I mean, it’s not a bad thing as far as it goes to know that your opponent isn’t much use. It might help you with table selection I suppose. The problem is that in assessing my opponent as an idiot I have committed several errors myself.
Firstly, I have excluded the possibility that he is doing something that I don’t understand or that there is a reason for his play that isn’t immediately apparent to me.Â
Secondly, I run the risk of generalising from one stupid play to categorise my opponent as stupid. He may be tired and generally very good but made a mistake. He may have been watching TV or otherwise not paying attention and he may even have done it intentionally. He may be on tilt and I might face him again in future sessions in an entirely different mood.

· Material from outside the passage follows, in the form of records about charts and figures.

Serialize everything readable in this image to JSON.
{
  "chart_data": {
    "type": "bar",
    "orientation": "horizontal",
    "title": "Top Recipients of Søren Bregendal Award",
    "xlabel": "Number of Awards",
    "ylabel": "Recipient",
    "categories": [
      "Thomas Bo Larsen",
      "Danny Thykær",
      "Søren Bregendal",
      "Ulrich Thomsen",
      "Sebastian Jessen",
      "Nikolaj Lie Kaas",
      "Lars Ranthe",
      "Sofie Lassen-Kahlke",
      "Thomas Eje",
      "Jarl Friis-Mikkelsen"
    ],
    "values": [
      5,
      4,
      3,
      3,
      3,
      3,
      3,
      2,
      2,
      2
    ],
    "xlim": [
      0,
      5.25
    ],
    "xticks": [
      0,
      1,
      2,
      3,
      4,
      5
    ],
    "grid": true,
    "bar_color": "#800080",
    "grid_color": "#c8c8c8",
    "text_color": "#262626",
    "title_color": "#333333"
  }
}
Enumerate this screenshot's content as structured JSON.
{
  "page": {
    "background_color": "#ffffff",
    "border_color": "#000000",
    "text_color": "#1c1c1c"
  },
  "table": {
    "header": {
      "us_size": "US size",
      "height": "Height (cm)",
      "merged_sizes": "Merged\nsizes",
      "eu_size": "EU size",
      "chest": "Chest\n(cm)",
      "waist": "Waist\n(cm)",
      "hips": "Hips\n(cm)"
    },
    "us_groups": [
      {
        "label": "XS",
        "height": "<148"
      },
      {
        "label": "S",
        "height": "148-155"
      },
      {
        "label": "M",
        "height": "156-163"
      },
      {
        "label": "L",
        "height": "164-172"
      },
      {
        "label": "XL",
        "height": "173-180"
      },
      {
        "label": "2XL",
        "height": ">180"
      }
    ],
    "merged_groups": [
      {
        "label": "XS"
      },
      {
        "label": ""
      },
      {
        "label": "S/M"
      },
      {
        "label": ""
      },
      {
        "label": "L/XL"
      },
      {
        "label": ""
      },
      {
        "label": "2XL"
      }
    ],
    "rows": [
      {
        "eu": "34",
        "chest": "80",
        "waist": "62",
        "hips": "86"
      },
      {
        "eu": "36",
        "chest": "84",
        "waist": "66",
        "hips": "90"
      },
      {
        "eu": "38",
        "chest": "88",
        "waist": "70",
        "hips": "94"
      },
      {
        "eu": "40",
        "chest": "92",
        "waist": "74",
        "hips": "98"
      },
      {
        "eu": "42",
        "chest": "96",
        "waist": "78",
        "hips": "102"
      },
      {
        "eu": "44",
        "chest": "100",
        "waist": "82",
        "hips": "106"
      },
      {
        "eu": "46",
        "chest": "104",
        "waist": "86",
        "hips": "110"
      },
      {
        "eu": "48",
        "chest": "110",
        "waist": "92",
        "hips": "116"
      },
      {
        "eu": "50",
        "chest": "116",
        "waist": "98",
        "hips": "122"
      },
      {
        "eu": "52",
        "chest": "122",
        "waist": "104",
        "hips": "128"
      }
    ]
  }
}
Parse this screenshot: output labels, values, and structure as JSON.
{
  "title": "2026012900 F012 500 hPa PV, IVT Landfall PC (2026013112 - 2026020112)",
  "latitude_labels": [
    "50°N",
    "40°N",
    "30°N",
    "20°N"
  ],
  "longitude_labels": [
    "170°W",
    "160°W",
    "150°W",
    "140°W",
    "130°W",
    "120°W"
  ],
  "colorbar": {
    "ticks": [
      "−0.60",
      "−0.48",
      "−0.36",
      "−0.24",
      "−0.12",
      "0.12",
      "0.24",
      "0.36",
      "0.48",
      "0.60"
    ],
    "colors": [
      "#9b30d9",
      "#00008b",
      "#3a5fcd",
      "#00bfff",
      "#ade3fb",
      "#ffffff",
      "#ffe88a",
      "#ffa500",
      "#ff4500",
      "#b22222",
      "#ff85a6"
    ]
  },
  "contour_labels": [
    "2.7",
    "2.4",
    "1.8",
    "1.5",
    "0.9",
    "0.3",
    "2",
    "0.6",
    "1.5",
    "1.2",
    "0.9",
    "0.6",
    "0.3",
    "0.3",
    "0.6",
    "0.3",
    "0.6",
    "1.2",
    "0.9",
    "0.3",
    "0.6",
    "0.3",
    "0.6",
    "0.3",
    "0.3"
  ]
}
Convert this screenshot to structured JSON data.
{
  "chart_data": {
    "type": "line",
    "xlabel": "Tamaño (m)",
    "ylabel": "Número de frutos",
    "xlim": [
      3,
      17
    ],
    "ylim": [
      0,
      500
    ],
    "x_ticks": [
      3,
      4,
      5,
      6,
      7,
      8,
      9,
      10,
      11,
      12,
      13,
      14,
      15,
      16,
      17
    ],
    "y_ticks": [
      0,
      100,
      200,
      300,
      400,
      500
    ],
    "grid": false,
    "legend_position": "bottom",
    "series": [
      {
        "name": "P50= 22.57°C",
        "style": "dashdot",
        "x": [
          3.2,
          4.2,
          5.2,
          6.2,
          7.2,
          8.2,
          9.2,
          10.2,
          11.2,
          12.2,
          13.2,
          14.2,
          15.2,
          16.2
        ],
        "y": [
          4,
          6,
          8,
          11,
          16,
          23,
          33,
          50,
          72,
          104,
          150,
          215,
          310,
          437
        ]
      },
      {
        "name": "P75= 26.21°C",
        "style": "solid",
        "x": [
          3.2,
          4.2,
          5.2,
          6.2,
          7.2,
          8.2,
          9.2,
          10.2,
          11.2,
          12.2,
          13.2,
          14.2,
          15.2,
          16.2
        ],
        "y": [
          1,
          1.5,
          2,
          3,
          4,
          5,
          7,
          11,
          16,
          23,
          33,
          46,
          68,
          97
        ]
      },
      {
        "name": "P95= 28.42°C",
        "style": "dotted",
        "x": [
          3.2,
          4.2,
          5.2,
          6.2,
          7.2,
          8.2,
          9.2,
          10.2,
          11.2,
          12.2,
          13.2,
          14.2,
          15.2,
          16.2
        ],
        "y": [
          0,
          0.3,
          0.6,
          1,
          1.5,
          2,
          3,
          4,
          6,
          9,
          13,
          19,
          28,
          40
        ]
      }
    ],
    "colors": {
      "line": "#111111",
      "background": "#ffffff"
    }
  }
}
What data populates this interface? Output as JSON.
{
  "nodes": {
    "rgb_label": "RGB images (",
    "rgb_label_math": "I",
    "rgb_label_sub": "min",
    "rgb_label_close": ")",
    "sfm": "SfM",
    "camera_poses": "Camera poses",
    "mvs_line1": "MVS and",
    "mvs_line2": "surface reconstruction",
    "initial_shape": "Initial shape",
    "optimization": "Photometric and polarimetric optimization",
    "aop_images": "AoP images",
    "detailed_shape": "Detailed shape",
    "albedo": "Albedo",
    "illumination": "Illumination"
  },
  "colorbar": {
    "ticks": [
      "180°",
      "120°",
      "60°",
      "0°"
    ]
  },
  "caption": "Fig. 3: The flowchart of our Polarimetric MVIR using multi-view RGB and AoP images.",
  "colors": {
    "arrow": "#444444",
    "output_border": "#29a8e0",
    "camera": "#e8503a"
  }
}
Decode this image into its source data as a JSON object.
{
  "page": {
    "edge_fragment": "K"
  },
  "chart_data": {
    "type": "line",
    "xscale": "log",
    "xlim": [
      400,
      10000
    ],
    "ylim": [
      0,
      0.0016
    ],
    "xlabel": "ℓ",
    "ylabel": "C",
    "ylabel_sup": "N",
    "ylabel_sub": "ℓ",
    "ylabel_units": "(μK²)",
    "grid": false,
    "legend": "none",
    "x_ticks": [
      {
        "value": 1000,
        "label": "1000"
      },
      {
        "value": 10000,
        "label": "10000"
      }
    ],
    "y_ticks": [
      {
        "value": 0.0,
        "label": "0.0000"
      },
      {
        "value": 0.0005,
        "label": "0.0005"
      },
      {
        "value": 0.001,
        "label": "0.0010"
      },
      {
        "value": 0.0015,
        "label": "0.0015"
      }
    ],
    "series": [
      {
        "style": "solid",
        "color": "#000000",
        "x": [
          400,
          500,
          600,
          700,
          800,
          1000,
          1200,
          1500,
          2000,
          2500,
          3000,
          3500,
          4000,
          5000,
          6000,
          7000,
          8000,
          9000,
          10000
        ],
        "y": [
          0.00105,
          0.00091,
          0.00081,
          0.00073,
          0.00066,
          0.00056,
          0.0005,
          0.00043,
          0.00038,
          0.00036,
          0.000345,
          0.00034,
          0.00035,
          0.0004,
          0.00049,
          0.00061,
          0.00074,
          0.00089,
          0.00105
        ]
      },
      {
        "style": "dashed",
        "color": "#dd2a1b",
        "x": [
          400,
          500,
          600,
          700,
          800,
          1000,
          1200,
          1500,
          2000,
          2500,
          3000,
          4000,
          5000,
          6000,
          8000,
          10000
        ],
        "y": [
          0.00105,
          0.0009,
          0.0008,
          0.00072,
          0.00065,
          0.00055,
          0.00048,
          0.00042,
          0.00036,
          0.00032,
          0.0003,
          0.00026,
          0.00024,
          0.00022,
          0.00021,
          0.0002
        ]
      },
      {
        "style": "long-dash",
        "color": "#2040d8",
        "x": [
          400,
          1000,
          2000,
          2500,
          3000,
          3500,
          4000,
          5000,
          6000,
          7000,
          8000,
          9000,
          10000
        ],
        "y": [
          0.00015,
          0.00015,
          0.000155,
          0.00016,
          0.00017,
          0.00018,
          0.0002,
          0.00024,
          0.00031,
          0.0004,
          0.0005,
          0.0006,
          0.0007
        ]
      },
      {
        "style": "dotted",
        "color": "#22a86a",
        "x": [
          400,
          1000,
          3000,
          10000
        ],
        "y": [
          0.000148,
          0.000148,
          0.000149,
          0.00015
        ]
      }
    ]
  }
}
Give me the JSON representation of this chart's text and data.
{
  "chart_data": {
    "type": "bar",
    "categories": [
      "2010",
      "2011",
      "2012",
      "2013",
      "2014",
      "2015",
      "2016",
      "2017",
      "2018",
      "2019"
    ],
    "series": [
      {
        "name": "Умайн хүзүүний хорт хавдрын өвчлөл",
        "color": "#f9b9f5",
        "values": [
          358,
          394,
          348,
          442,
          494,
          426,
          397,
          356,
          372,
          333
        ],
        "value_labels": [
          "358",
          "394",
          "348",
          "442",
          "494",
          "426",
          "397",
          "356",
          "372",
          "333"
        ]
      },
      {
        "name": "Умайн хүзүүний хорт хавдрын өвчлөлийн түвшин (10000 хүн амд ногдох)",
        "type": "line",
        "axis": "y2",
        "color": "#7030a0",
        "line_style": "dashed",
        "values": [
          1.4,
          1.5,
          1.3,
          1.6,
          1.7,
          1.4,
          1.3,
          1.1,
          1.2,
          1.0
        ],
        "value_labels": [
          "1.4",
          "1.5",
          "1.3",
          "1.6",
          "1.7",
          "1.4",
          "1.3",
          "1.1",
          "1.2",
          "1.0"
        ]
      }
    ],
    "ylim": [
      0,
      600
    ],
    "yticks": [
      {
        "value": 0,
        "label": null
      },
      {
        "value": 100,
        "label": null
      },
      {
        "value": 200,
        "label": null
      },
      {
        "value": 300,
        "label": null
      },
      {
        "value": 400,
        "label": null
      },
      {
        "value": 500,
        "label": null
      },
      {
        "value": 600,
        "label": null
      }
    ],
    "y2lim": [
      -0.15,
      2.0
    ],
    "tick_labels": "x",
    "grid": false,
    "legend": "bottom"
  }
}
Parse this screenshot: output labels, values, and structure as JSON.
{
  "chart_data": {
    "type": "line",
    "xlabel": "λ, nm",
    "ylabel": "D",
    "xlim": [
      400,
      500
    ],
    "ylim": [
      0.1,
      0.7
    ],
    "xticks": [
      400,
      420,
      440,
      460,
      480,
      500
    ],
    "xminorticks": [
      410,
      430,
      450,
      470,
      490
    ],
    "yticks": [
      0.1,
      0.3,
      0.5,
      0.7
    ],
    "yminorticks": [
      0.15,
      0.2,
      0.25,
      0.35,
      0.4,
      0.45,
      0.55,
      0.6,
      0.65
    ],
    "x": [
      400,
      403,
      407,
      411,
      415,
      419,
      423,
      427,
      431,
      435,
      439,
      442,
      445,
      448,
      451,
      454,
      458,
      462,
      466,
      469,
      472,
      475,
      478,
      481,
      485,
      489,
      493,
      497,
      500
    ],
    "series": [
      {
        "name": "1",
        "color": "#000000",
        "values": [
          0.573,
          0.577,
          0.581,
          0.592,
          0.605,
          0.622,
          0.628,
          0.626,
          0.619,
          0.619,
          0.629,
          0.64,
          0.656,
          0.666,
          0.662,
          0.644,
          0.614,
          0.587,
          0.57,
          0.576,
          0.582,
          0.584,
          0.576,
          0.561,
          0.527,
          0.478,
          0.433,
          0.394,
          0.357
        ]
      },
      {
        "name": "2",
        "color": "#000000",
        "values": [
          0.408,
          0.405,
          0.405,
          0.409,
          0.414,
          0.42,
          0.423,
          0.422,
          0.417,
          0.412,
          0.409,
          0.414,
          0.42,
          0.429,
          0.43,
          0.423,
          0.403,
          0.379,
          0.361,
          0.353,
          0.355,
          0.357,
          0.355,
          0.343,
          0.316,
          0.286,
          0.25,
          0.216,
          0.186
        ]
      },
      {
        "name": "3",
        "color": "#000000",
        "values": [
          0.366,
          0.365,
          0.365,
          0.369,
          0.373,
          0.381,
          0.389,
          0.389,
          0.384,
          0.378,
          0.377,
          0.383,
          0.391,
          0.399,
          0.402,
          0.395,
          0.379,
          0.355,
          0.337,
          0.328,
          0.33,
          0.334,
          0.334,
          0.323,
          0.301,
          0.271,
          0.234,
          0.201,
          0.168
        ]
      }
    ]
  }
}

Thirdly, playing against a table of “idiots” and losing is actually more annoying than playing against people you have some respect for and losing. So, if I am having a bad day and categorising my opponents as idiots I run the risk of fueling tilt in myself. After all, if they are all idiots then I am entitled to win, am I not? In fact, often if I am in the state of mind where I am inclined to judge my opponents as idiots it is because tilt has already begun.
See, I shouldn’t really be assessing my opponents from a point of view of judging them against me. In doing so I am just seeking to massage my own ego. The most important reason why I shouldn’t do this is that I miss out on registering genuinely important information.
When I see my opponent make a play, instead of registering “What an idiot” I should register “Got stack in on turn with weak hand and no outs facing a raise and re-raise”. It does me very little good to realise that my opponent is an idiot (even if I am right). Knowing what kind of mistakes he makes, that’s another matter entirely because this is information we use to extract the maximum.
I should remove the emotion from the situation and register the information and see if I can use it to help form a picture of my opponent’s play. When I have a hand and am deciding how best to play it, it does me no good to know that my opponent is an idiot but knowing that he calls too much is gold.